Hindy receives a one-day pass to visit her parents. She learns that her father has become so withdrawn that he doesn’t get out of bed except to daven Shacharis.
* * *
The moment Hindy saw her father’s prone body, his normally ruddy face now pale and his eyes listless, the dam finally burst.
“Tatty! Tatty!” Even Lena was surprised at her daughter’s outburst. Hindy pulled a chair as close to her father’s bed as it would go and held his hand in hers. “Tatty, come back! I’m here now. Everything is fine! It was just a scare. There’s no reason to worry about me.”
When Max did not respond, Hindy’s panic ramped up a level. Lena had to leave the room as she could not contain her feelings, but she was afraid to leave Hindy alone so she compromised, standing in the doorway with an open sefer Tehillim in her hands.
Hindy was still beseeching her father. “It’s my fault, I know. I should never have taken all those pills. I don’t know what I was thinking. If I’d known how much it would hurt you, Tatty, I would turn the clock back right now! Please! I can’t stand to see you like this!” Her words dissolved into incoherent sobs, and she placed her head in her hands and cried.
“This isn’t like him!” Hindy said. “What’s happening?”
“Let’s go sit outside,” said Lena, holding out her hand for Hindy to take.
“I don’t want to leave him. I only have one day here!”
“What do you mean?” said Lena.
“I’m not out for good. I got a day pass.”
“You’re going back?” said Lena. “After all this?” She gestured towards her beloved husband, who seemed oblivious to their presence.
“That’s what I said, but they insisted,” said Hindy.
“The doctor, Ma.”
“That’s ridiculous. You need to be home, Hindy. I would never have sent you there if I thought something like this would happen to your father!
“I know! I know!” The two women held on to each other, each a human life raft for the other. They stared down at Max as though their gaze could somehow cure him.
“Has anything like this ever happened to him before?” whispered Hindy.
Lena nodded. “Once. When you all were little.”
Hindy waited for further explanation, but there was none.
“He came out of it then, right?” said Hindy.
“After a year.”
“A year?” She got dizzy, holding on to her head as the room spun around. “I feel like I’m in a bad dream and I’m waiting to wake up.”
Lena nodded in agreement, her face a pool of misery.
“Ribbono shel Olam, make it stop! Wake me up! I can’t see my father like this!”

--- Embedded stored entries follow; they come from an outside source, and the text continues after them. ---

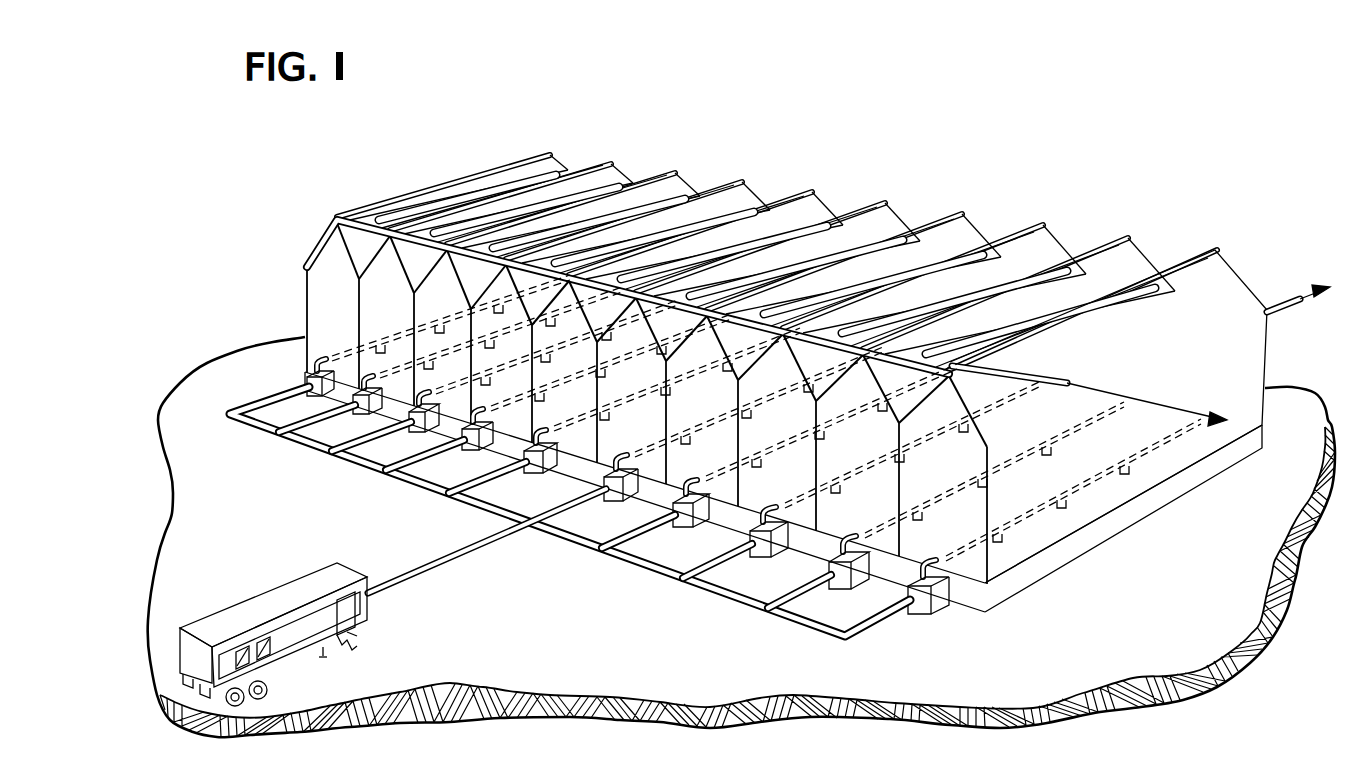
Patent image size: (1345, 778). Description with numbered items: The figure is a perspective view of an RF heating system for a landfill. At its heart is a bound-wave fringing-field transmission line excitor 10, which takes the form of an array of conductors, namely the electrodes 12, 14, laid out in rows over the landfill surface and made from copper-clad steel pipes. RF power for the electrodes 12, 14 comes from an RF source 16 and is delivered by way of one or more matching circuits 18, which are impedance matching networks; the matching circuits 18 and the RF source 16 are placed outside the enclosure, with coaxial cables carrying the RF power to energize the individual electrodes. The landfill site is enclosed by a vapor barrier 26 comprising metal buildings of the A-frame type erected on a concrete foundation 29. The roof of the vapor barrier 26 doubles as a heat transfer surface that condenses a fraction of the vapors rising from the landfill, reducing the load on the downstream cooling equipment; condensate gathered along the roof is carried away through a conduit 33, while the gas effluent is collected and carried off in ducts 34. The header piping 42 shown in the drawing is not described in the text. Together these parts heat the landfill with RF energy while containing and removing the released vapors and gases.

The bound-wave fringing-field transmission line excitor 10 is at (992, 552).
The vapor barrier 26 is at (1250, 356).
The concrete foundation 29 is at (1145, 505).
The ducts 34 is at (1030, 370).
The conduit 33 is at (1283, 296).
The electrodes 12 is at (412, 330).
The electrodes 14 is at (435, 358).
The matching circuits 18 is at (312, 384).
The supply header piping 42 is at (285, 400).
The RF source 16 is at (305, 580).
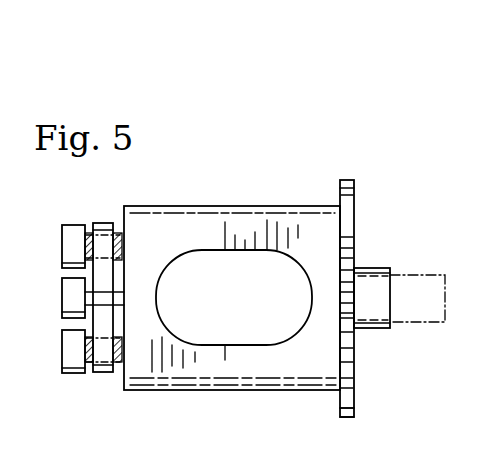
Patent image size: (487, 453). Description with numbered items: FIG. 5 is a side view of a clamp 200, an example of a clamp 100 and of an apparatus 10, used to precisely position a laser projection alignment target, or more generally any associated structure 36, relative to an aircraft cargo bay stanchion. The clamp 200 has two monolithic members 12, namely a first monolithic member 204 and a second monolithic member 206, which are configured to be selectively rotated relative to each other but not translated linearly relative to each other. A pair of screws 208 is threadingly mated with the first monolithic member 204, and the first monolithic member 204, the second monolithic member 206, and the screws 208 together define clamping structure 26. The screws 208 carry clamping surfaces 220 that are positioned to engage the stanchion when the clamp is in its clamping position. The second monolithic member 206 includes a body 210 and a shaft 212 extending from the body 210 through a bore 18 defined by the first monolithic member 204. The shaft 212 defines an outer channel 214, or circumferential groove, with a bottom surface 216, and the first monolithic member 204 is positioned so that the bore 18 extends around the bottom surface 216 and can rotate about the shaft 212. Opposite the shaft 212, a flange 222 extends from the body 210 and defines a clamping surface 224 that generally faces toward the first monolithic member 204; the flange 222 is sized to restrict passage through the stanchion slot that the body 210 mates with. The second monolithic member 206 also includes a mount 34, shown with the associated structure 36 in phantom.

The apparatus 10 is at (4, 92).
The clamp 100 is at (380, 75).
The clamp 200 is at (324, 118).
The monolithic members 12 is at (314, 145).
The clamping structure 26 is at (139, 184).
The second monolithic member 206 is at (229, 205).
The bottom surface 216 is at (122, 310).
The body 210 is at (260, 392).
The flange 222 is at (349, 176).
The clamping surface 224 is at (341, 408).
The mount 34 is at (369, 330).
The associated structure 36 is at (418, 271).
The first monolithic member 204 is at (114, 214).
The clamping surfaces 220 is at (122, 244).
The screws 208 is at (62, 231).
The shaft 212 is at (62, 302).
The outer channel 214 is at (117, 282).
The bore 18 is at (123, 297).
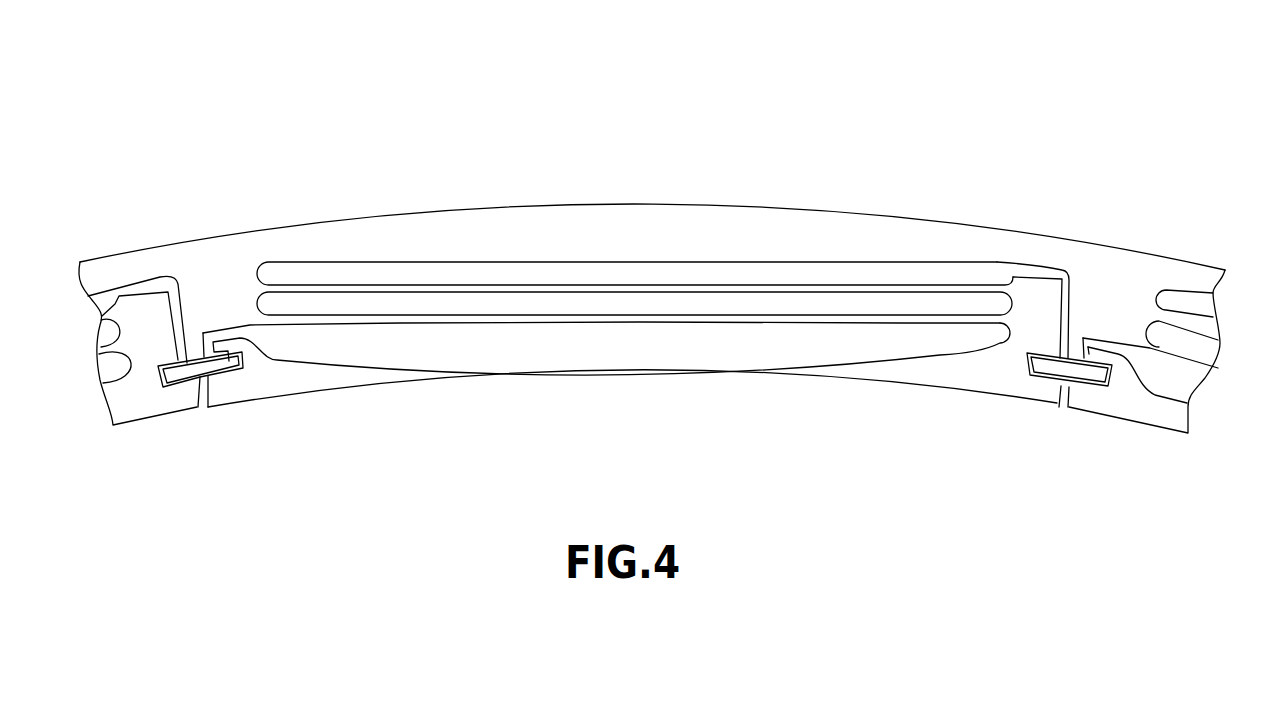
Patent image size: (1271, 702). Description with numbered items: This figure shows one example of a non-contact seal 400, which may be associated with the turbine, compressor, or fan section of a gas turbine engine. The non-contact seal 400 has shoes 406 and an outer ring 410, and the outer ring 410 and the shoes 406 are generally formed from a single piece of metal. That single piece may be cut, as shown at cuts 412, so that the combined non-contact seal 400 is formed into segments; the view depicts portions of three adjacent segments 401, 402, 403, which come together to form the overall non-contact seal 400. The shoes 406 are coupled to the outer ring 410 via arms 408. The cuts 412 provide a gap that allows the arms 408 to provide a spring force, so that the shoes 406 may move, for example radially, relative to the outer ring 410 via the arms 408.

The non-contact seal 400 is at (917, 122).
The first adjacent segment 401 is at (182, 395).
The second adjacent segment 402 is at (548, 355).
The third adjacent segment 403 is at (1162, 417).
The shoes 406 is at (142, 407).
The arms 408 is at (592, 315).
The outer ring 410 is at (212, 255).
The cuts 412 is at (397, 323).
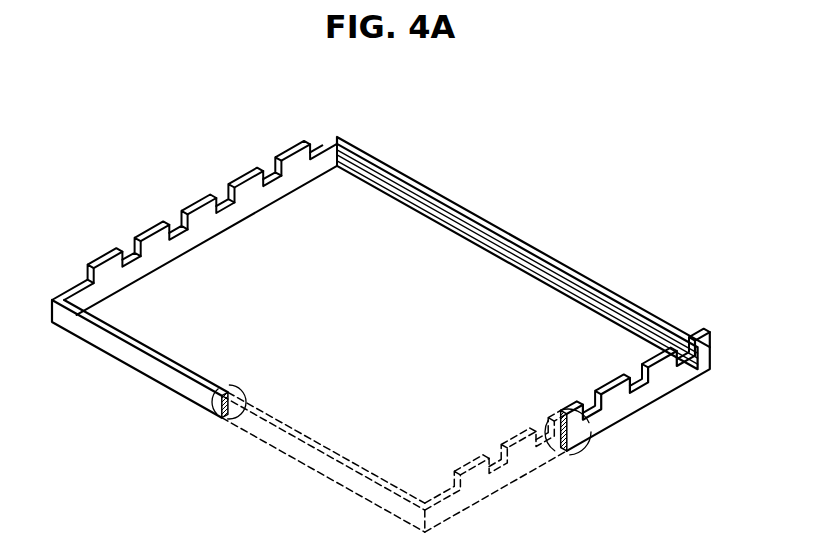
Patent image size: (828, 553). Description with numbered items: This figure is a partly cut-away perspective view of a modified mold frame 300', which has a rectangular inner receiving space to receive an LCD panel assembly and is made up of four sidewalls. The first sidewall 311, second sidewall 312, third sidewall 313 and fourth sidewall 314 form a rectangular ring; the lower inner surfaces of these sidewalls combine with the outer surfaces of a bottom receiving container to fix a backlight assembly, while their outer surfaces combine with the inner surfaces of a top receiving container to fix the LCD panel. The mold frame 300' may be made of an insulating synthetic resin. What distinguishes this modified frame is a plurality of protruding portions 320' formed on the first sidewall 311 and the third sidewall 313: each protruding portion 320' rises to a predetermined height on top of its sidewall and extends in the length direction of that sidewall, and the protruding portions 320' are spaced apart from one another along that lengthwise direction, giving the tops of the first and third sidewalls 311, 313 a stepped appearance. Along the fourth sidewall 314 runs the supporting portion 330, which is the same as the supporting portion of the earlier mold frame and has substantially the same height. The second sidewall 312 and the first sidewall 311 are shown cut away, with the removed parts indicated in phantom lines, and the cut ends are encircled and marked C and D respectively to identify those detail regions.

The mold frame 300' is at (392, 298).
The first sidewall 311 is at (605, 425).
The second sidewall 312 is at (130, 357).
The third sidewall 313 is at (170, 247).
The fourth sidewall 314 is at (648, 310).
The protruding portions 320' is at (395, 313).
The supporting portion 330 is at (505, 252).
The detail region C is at (236, 384).
The detail region D is at (574, 458).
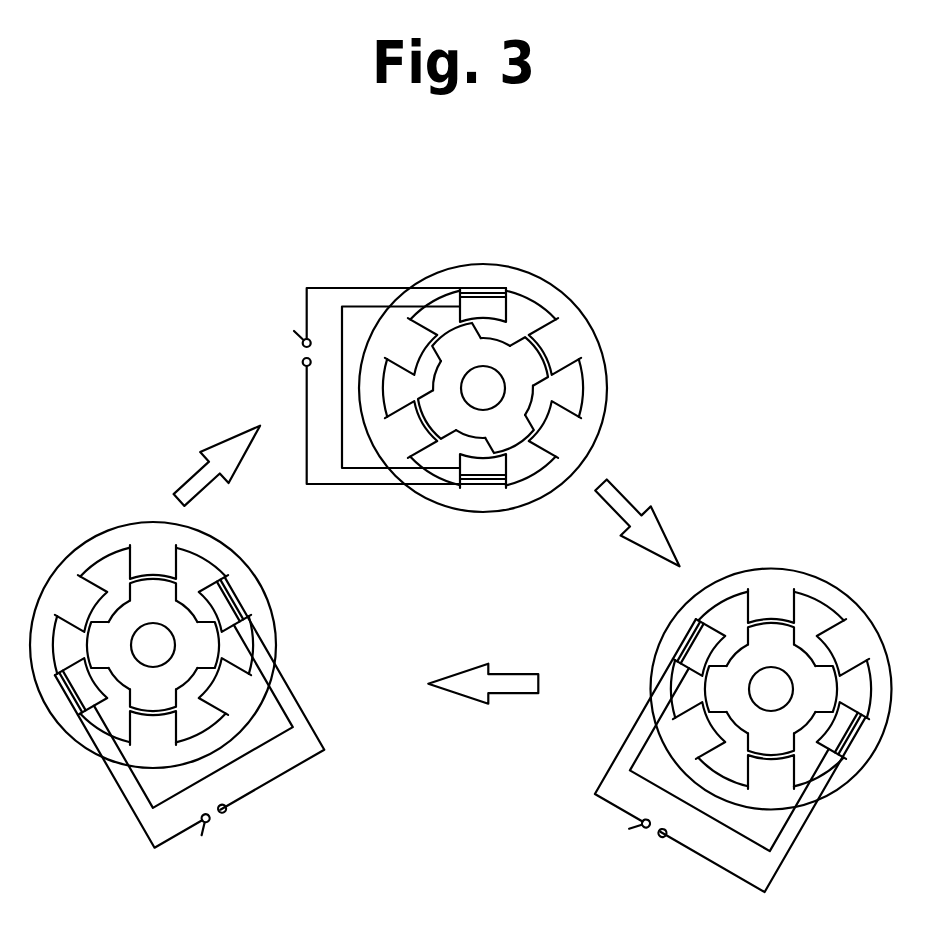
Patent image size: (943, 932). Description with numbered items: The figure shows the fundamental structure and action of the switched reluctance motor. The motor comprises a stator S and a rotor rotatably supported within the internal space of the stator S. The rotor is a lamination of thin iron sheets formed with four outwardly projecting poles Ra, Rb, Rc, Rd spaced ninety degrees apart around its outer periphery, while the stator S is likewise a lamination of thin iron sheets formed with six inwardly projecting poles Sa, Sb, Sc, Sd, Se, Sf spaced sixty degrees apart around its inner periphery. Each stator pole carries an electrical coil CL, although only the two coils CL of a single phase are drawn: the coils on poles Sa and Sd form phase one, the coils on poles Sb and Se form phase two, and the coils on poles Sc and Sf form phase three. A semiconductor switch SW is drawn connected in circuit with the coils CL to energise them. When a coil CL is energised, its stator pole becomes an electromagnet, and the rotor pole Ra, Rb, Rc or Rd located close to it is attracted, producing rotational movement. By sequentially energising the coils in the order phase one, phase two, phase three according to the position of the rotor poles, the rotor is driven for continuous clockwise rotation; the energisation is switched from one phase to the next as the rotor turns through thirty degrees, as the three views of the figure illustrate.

The stator S is at (537, 290).
The stator pole Sa is at (490, 305).
The stator pole Sb is at (568, 347).
The stator pole Sc is at (560, 430).
The stator pole Sd is at (465, 482).
The stator pole Se is at (400, 443).
The stator pole Sf is at (403, 337).
The rotor pole Ra is at (455, 340).
The rotor pole Rb is at (523, 353).
The rotor pole Rc is at (513, 433).
The rotor pole Rd is at (412, 415).
The electrical coil CL is at (480, 485).
The semiconductor switch circuit SW is at (388, 345).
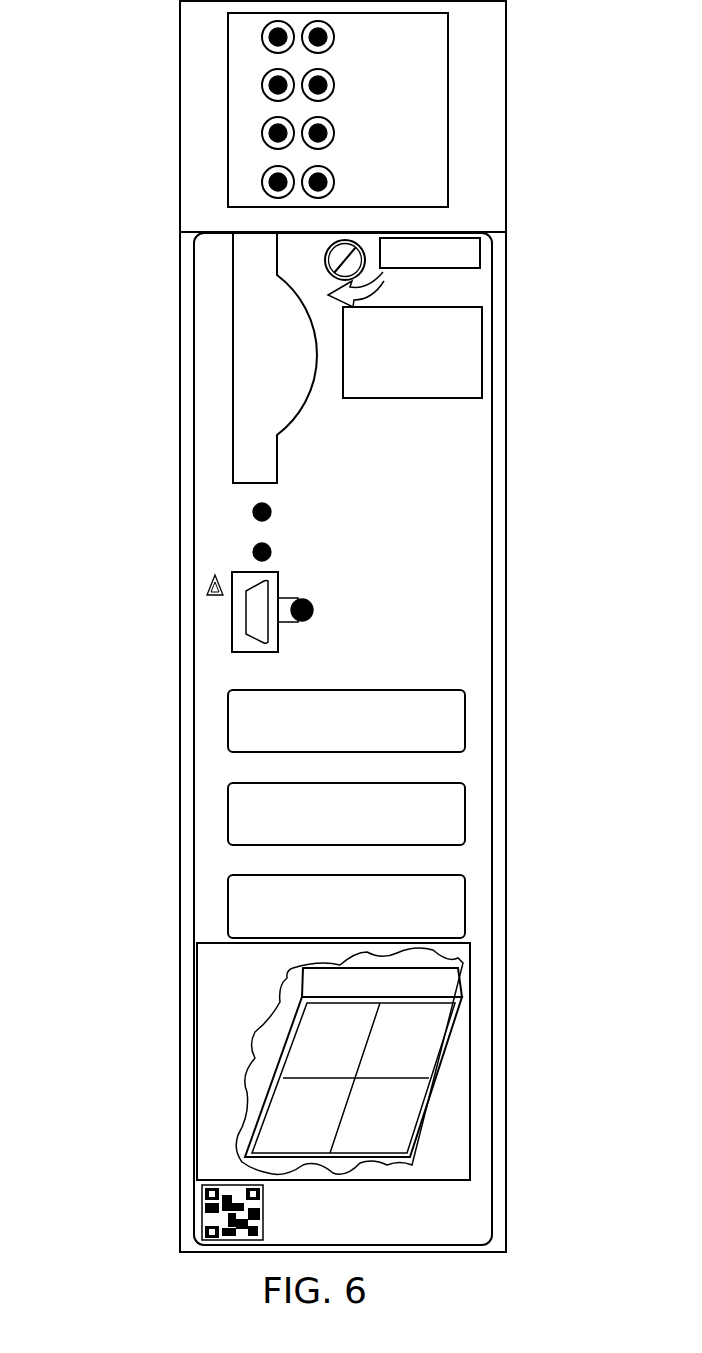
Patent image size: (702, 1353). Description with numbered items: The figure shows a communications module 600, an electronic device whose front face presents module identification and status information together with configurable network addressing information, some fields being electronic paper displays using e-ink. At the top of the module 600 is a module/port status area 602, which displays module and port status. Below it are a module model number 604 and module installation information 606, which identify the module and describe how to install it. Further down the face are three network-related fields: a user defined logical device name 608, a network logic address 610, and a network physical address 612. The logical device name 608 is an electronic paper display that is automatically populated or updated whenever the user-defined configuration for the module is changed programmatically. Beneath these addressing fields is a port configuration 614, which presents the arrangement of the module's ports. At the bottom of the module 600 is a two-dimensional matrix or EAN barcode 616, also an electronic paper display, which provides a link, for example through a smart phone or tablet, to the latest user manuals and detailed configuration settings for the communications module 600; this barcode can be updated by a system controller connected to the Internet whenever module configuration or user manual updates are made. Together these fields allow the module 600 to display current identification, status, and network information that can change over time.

The communications module 600 is at (108, 166).
The module/port status area 602 is at (448, 95).
The module model number 604 is at (455, 268).
The module installation information 606 is at (455, 398).
The user defined logical device name 608 is at (465, 720).
The network logic address 610 is at (465, 812).
The network physical address 612 is at (465, 905).
The port configuration 614 is at (470, 1048).
The 2D matrix/barcode 616 is at (202, 1212).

She grabbed her mother’s hands and the two started to say Tehillim as they never had before. “Tatty!” Hindy would cry between perakim, and it was hard to tell to which Tatty she was speaking.
There was a light tap on the door and Miriam came in. She sat down and took out her Tehillim also, and without a word she started to daven for her grandfather. Hindy’s breath caught. Was this a gift from Hashem inside all of this pain, that Miriam should return to her fold? She didn’t dare say a word to her, afraid to upset the gossamer balance, and Miriam did not look her way.
Hindy tried to look back at where she was now from some time in the future. Would she be proud of what she was seeing? How, she wondered, could all this suffering start with just a few harmless, over-the-counter pain relievers? It didn’t make sense. Dr. Bachman claimed that the addiction was inside of her the whole time, and all the painkillers did was draw it to the surface. If this week’s family therapy session was any indication, she had to admit it might be the truth, and that much of her life was far different from how she perceived it. She couldn’t imagine herself putting on her sheitel and make up and trotting off one fine evening to an NA meeting somewhere in Brooklyn, but what was the alternative?
After all the pain she’d caused, in her misguided effort to relieve her own pain, she couldn’t imagine ever putting another Tylenol in her mouth again. Chazal say you shouldn’t trust yourself until your last day, so how was it that she had been trusting herself for years?
Lena had stepped out and returned with a tray of hot tea and warm cinnamon buns. How her mother had found time and energy to cook and nurture she had no idea. How could she care for them when no one was caring for her?
Then Hindy looked over at her father and suddenly it was all clear: Lena’s strength and courage came from her husband. In his own quiet way, he had infused her with joy and confidence, and Lena had taken it and given it to the world, sprinkling joy and chessed like fairy dust over whomever she came in contact with. Hindy had always thought it was the other way around, that her mother was the emotional support of her father, but she’d been so wrong. She’d been wrong about everything.
“You feeling better Hindy?” asked Lena. “A little calmer now?”
“Why make a federal case over everything?” Miriam muttered.
Lena gave Miriam a sharp glance. Never her place to criticize, but Miriam should know how she felt.
From the bed came sounds of stirring — not Max’s usual sounds, but perhaps these were his new sounds. His voice was cobwebbed from disuse, and he was trying to clear his throat.
“What is it?” said Lena, stepping over to him. “What do you need?”